Kristl: How does your part-time status affect your rhythm with Venturini Motorsports?
Love: Corey [Heim] is able to work with his group a little bit more and be a little bit better prepared in some areas when he gets to the racetrack. At the same time, he’s three or four years older than me. That doesn’t worry me; I know that when I’ll be 19 or 20 [years old], I’ll be as, if not more, prepared than he is.
Kristl: How has that relationship with Corey Heim been for you?
Love: It’s been great.
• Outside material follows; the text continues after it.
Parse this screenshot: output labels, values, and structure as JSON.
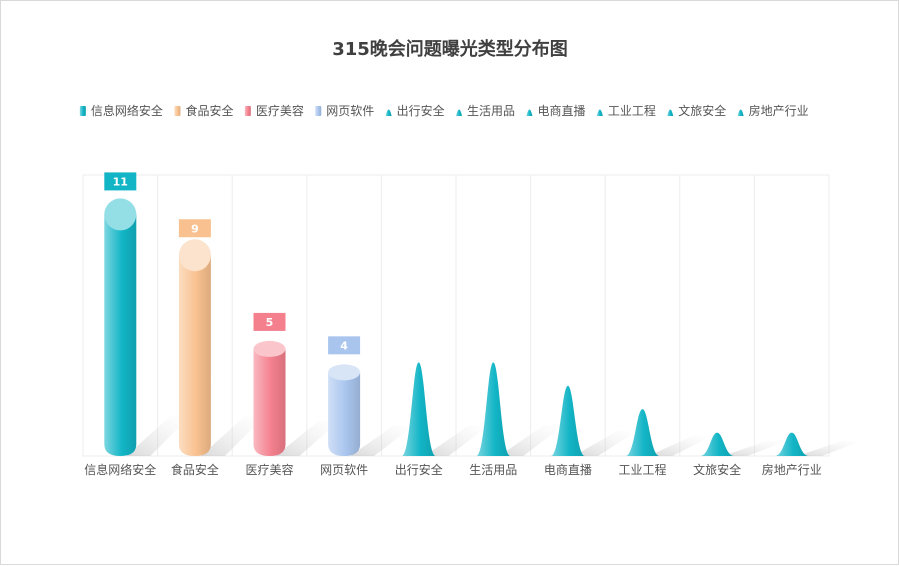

Corey and I have been good friends — he’s the only driver I’m really a friend with — and I have a lot of respect for him.
— VenturiniMotorsports (@VenturiniMotor) August 26, 2021
Whenever I go to a place for the first time, I’m able to ask him questions about it, and he always points me in the right direction. Corey has been a great friend to me, I help him out whenever possible, and vice versa.
Kristl: How do you race against the regulars? Are you more conscientious of their status?
Love: I think it’s always that way with teammates. Obviously, we race each other with a little bit more respect. We have to work together. It’s hard to build a team up as a whole if we wreck a racecar every week. As for the regulars, it’s their job to deal with those who aren’t racing full time, and they have to be aware of that themselves. I really haven’t had any problems with anyone this year. I feel like I’ve raced everyone clean this year and vice versa.
Kristl: You’re eligible to compete for the ARCA Menards Series Sioux Chief Showdown championship. Does the Showdown title really matter to you as a driver?
Love: I think it is if you’re running for it. Obviously, I’m not running all those races. For the drivers who are racing for the Showdown championship, it means something to them.
(While Love has only competed in five of the eight Showdown races, he is seventh in the championship standings.)
Kristl: You’ve been racing a lot of super late model events this year. What’s the learning curve been like from your super late model events to those in ARCA cars?
Love: The super late models obviously drive very differently. I’m really happy with my super late model program. Me and Chris Wimmer have built a really great program; we’re in contention everywhere we go.
— jesse love jr (@jesselovejr1) June 28, 2021
ARCA cars drive differently, so you have to know you’re driving an ARCA car and not use your super late model notebook. It’s the driver’s job to differentiate and make sure you don’t mess up. If we’re going to a track where I’ve raced in a super late model, then it has helped me out.
Kristl: Toyota Racing Development has a loaded pipeline. One of its prospects, Harrison Burton, will depart to Ford to compete with Wood Brothers Racing next year in the NASCAR Cup Series. With such talent in the TRD system, does that place more pressure on you to perform?
Love: No, not really. I’ve been with Toyota for a long time, pretty much my whole career. I know their plan for me. Everything I’ve been doing is what they want me to do, so I just need to keep doing that and make them happy. They’ve been doing a great job with my development. We’re both really happy with where we’re at, I just need to keep doing the same [things] and everything else will take care of itself.